In this work, we have done an introduction to evolutionary algorithms for solving multimodal problems and to the application of these techniques when it comes to solving multi-criteria optimization problems. This review begins by dividing the state of the art in three areas, approaches to parallel evolutionary algorithms, the extrinsic methods for solutions search spaces redistribution through niche techniques and current approaches to solving multi-criteria problems.

Almost all solutions for multi-criteria optimization problem solving use niches techniques that allow to evolutionary algorithms to locate and maintain multiple solutions within a population. For this reason, we have focused on activities related to this type of techniques, mainly in sharing and crowding models.

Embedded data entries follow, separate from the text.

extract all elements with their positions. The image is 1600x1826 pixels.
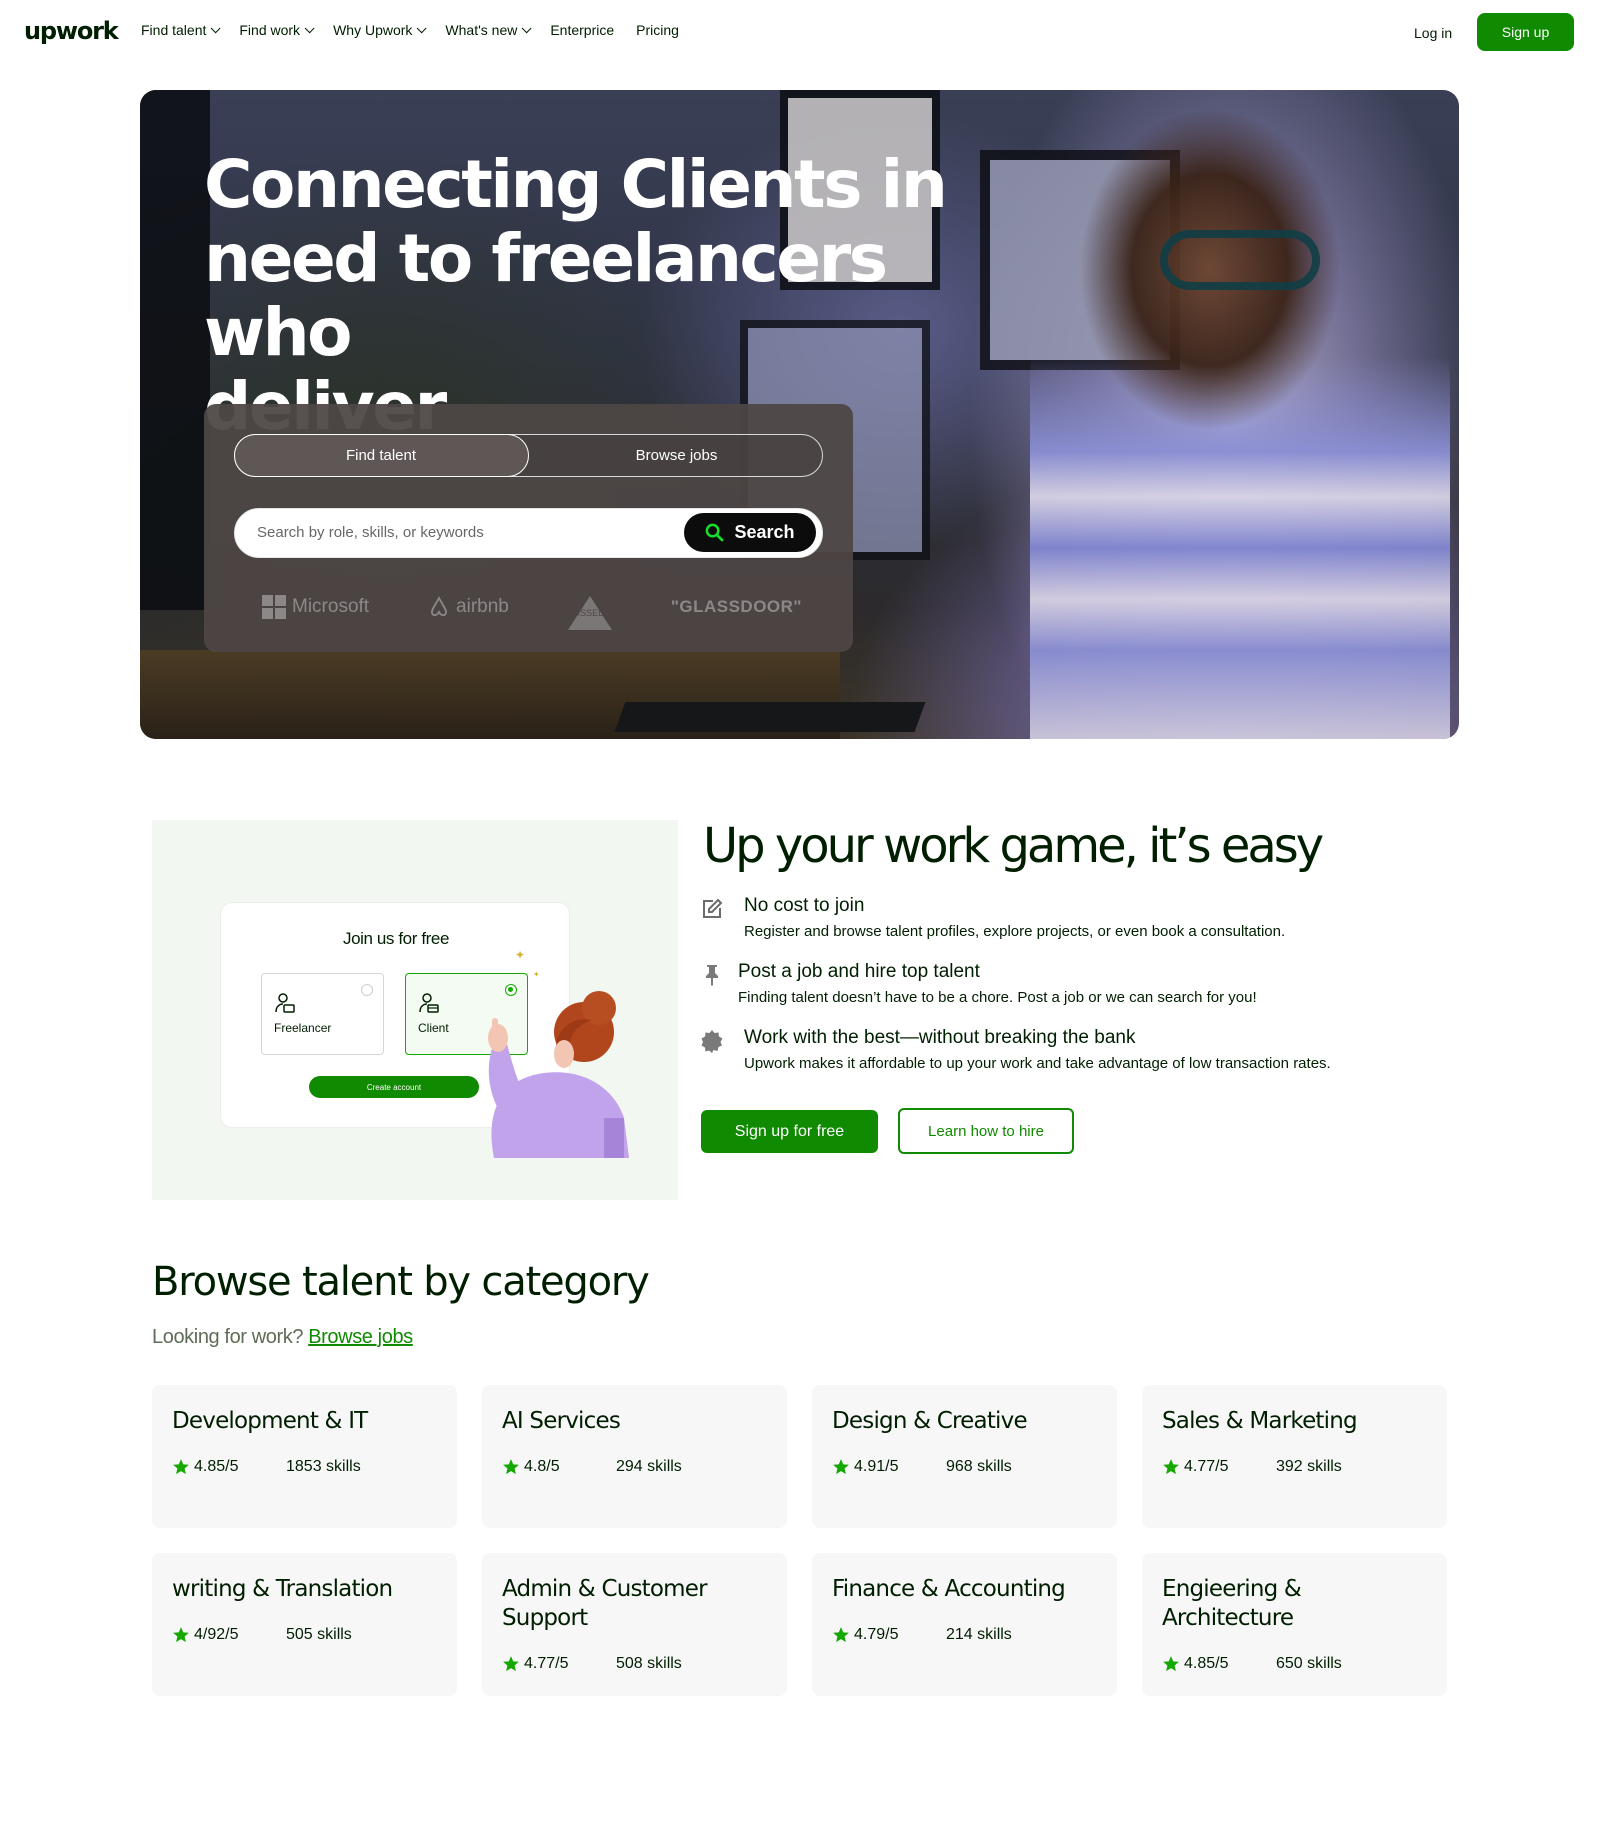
client-logos: Microsoft airbnb BISSELL "GLASSDOOR" bbox=[262, 592, 802, 630]
badge-icon bbox=[701, 1030, 723, 1053]
pin-icon bbox=[706, 965, 718, 986]
nav-find-talent[interactable]: Find talent bbox=[141, 22, 221, 38]
search-icon bbox=[706, 523, 724, 542]
star-icon bbox=[833, 1627, 849, 1643]
radio-icon bbox=[361, 984, 373, 996]
create-account-button: Create account bbox=[309, 1076, 479, 1098]
hero-photo-glasses bbox=[1160, 230, 1320, 290]
sparkle-icon: ✦ bbox=[515, 948, 526, 962]
hero-banner: Connecting Clients in need to freelancer… bbox=[140, 90, 1459, 739]
toggle-find-talent[interactable]: Find talent bbox=[233, 433, 529, 477]
upwork-logo[interactable]: upwork bbox=[24, 17, 119, 45]
client-icon bbox=[419, 993, 439, 1013]
star-icon bbox=[1163, 1459, 1179, 1475]
freelancer-icon bbox=[275, 993, 295, 1013]
category-card[interactable]: Development & IT 4.85/5 1853 skills bbox=[152, 1385, 457, 1528]
microsoft-icon bbox=[262, 595, 286, 619]
nav-find-work[interactable]: Find work bbox=[239, 22, 315, 38]
microsoft-logo: Microsoft bbox=[262, 595, 369, 619]
toggle-browse-jobs[interactable]: Browse jobs bbox=[529, 434, 824, 477]
learn-how-to-hire-button[interactable]: Learn how to hire bbox=[898, 1108, 1074, 1154]
browse-jobs-link[interactable]: Browse jobs bbox=[308, 1326, 413, 1348]
nav-why-upwork[interactable]: Why Upwork bbox=[333, 22, 427, 38]
join-card-title: Join us for free bbox=[342, 929, 450, 948]
nav-pricing[interactable]: Pricing bbox=[636, 22, 679, 38]
chevron-down-icon bbox=[304, 22, 315, 33]
hero-photo-keyboard bbox=[614, 702, 926, 732]
category-card[interactable]: AI Services 4.8/5 294 skills bbox=[482, 1385, 787, 1528]
nav-whats-new[interactable]: What's new bbox=[445, 22, 532, 38]
woman-illustration bbox=[488, 991, 629, 1158]
category-card[interactable]: Admin & Customer Support 4.77/5 508 skil… bbox=[482, 1553, 787, 1696]
star-icon bbox=[173, 1627, 189, 1643]
category-card[interactable]: writing & Translation 4/92/5 505 skills bbox=[152, 1553, 457, 1696]
edit-icon bbox=[703, 898, 723, 918]
signup-button[interactable]: Sign up bbox=[1477, 13, 1574, 51]
airbnb-logo: airbnb bbox=[428, 596, 509, 618]
nav-enterprise[interactable]: Enterprice bbox=[550, 22, 614, 38]
search-mode-toggle: Find talent Browse jobs bbox=[233, 433, 824, 477]
star-icon bbox=[173, 1459, 189, 1475]
categories-title: Browse talent by category bbox=[152, 1259, 650, 1305]
top-nav: upwork Find talent Find work Why Upwork … bbox=[0, 0, 1600, 64]
nav-links: Find talent Find work Why Upwork What's … bbox=[141, 22, 701, 38]
sparkle-icon: ✦ bbox=[533, 970, 540, 979]
search-box: Search bbox=[234, 508, 823, 558]
section-title: Up your work game, it’s easy bbox=[703, 818, 1324, 874]
star-icon bbox=[503, 1656, 519, 1672]
bissell-logo: BISSELL bbox=[567, 596, 612, 630]
hero-photo-monitor bbox=[140, 90, 210, 610]
hero-photo-person bbox=[1030, 100, 1450, 739]
login-link[interactable]: Log in bbox=[1414, 25, 1452, 41]
search-button[interactable]: Search bbox=[684, 513, 816, 552]
hero-title: Connecting Clients in need to freelancer… bbox=[204, 146, 948, 444]
category-card[interactable]: Finance & Accounting 4.79/5 214 skills bbox=[812, 1553, 1117, 1696]
join-illustration: Join us for free Freelancer Client Creat… bbox=[152, 820, 678, 1200]
hero-search-card: Find talent Browse jobs Search Microsoft bbox=[204, 404, 853, 652]
category-card[interactable]: Engieering & Architecture 4.85/5 650 ski… bbox=[1142, 1553, 1447, 1696]
glassdoor-logo: "GLASSDOOR" bbox=[670, 597, 802, 616]
search-input[interactable] bbox=[257, 509, 677, 556]
categories-subtitle: Looking for work? Browse jobs bbox=[152, 1326, 413, 1348]
category-card[interactable]: Design & Creative 4.91/5 968 skills bbox=[812, 1385, 1117, 1528]
star-icon bbox=[503, 1459, 519, 1475]
star-icon bbox=[833, 1459, 849, 1475]
chevron-down-icon bbox=[211, 22, 221, 33]
airbnb-icon bbox=[431, 596, 448, 617]
star-icon bbox=[1163, 1656, 1179, 1672]
signup-free-button[interactable]: Sign up for free bbox=[701, 1110, 878, 1153]
chevron-down-icon bbox=[417, 22, 427, 33]
category-card[interactable]: Sales & Marketing 4.77/5 392 skills bbox=[1142, 1385, 1447, 1528]
chevron-down-icon bbox=[522, 22, 532, 33]
freelancer-option: Freelancer bbox=[261, 973, 384, 1055]
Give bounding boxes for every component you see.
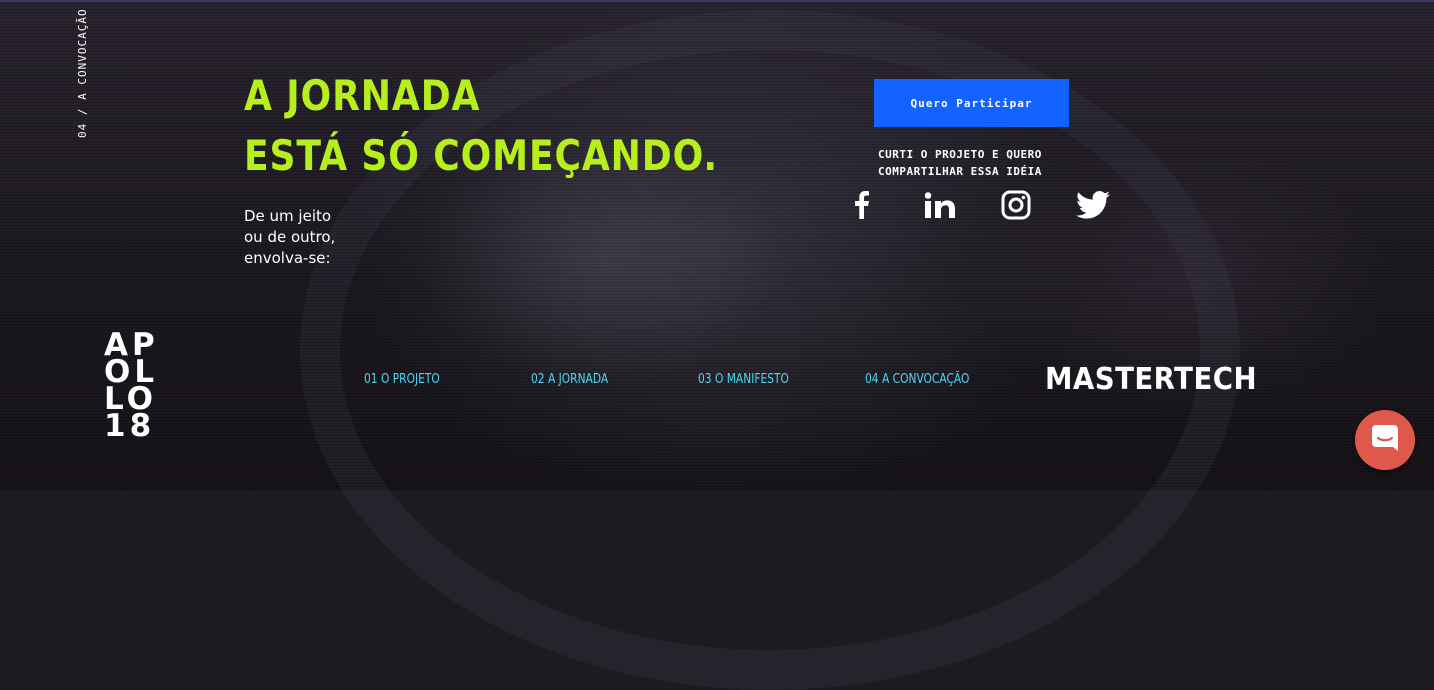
nav-link-manifesto[interactable]: 03 O MANIFESTO	[698, 372, 789, 387]
instagram-icon[interactable]	[998, 188, 1034, 222]
hero-subtext: De um jeito ou de outro, envolva-se:	[244, 206, 394, 269]
twitter-icon[interactable]	[1075, 188, 1111, 222]
headline-line-2: ESTÁ SÓ COMEÇANDO.	[244, 131, 718, 180]
share-prompt: CURTI O PROJETO E QUERO COMPARTILHAR ESS…	[878, 146, 1078, 180]
apollo-logo[interactable]: AP OL LO 18	[104, 330, 174, 444]
mastertech-logo[interactable]: MASTERTECH	[1045, 362, 1257, 397]
share-prompt-line-1: CURTI O PROJETO E QUERO	[878, 148, 1042, 161]
headline-line-1: A JORNADA	[244, 71, 481, 120]
subtext-line-2: ou de outro,	[244, 228, 336, 246]
nav-link-convocacao[interactable]: 04 A CONVOCAÇÃO	[865, 372, 969, 387]
chat-widget-button[interactable]	[1355, 410, 1415, 470]
subtext-line-3: envolva-se:	[244, 249, 331, 267]
logo-line-4: 18	[104, 408, 156, 444]
share-prompt-line-2: COMPARTILHAR ESSA IDÉIA	[878, 165, 1042, 178]
subtext-line-1: De um jeito	[244, 207, 332, 225]
participate-button[interactable]: Quero Participar	[874, 79, 1069, 127]
chat-icon	[1370, 423, 1400, 457]
top-border	[0, 0, 1434, 2]
nav-link-projeto[interactable]: 01 O PROJETO	[364, 372, 440, 387]
facebook-icon[interactable]	[844, 188, 880, 222]
hero-headline: A JORNADA ESTÁ SÓ COMEÇANDO.	[244, 66, 718, 186]
linkedin-icon[interactable]	[922, 188, 958, 222]
section-side-label: 04 / A CONVOCAÇÃO	[76, 8, 89, 138]
nav-link-jornada[interactable]: 02 A JORNADA	[531, 372, 608, 387]
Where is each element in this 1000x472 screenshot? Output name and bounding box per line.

Among the various methods used highlights the deterministic crowding because it is cheap computationally and further allows locating several optimal for a given problem, although the method of clearing, according to the studies reviewed, it is for the best results are obtained in general problems.

We have also seen some of the promising future task currently covered by evolutionary computation, among which stand out:

- Techniques that exploit parallel architectures: To delve into real problems exploiting current parallel architectures both at complete hardware machines level or graphics cards level.
- Self-adaptation: Avoid the use of ad-hoc parameters in the evolutionary algorithms.
- Better understanding the natural evolution: Computational simulations that help to understand the complex interactions that occur between living beings.
- Co-evolution: Many researchers have directed their efforts to study the co-evolution as an alternative model to the resolution of problems in evolutionary computation.
- The evolutionary algorithm without parameters: It is certainly the dream of all the experts, but today is a utopia.

As evolutionary algorithms are applied to search problems increasingly more large and complex, the design of faster algorithms that retain the ability to find acceptable solutions is necessary. In this work we have presented studies showing that parallel evolutionary algorithms are able to combine speed and efficiency, and that achieving a better understanding will allow us to use better them in the near future.

# Competing Interests

The authors declare that they have no competing interests.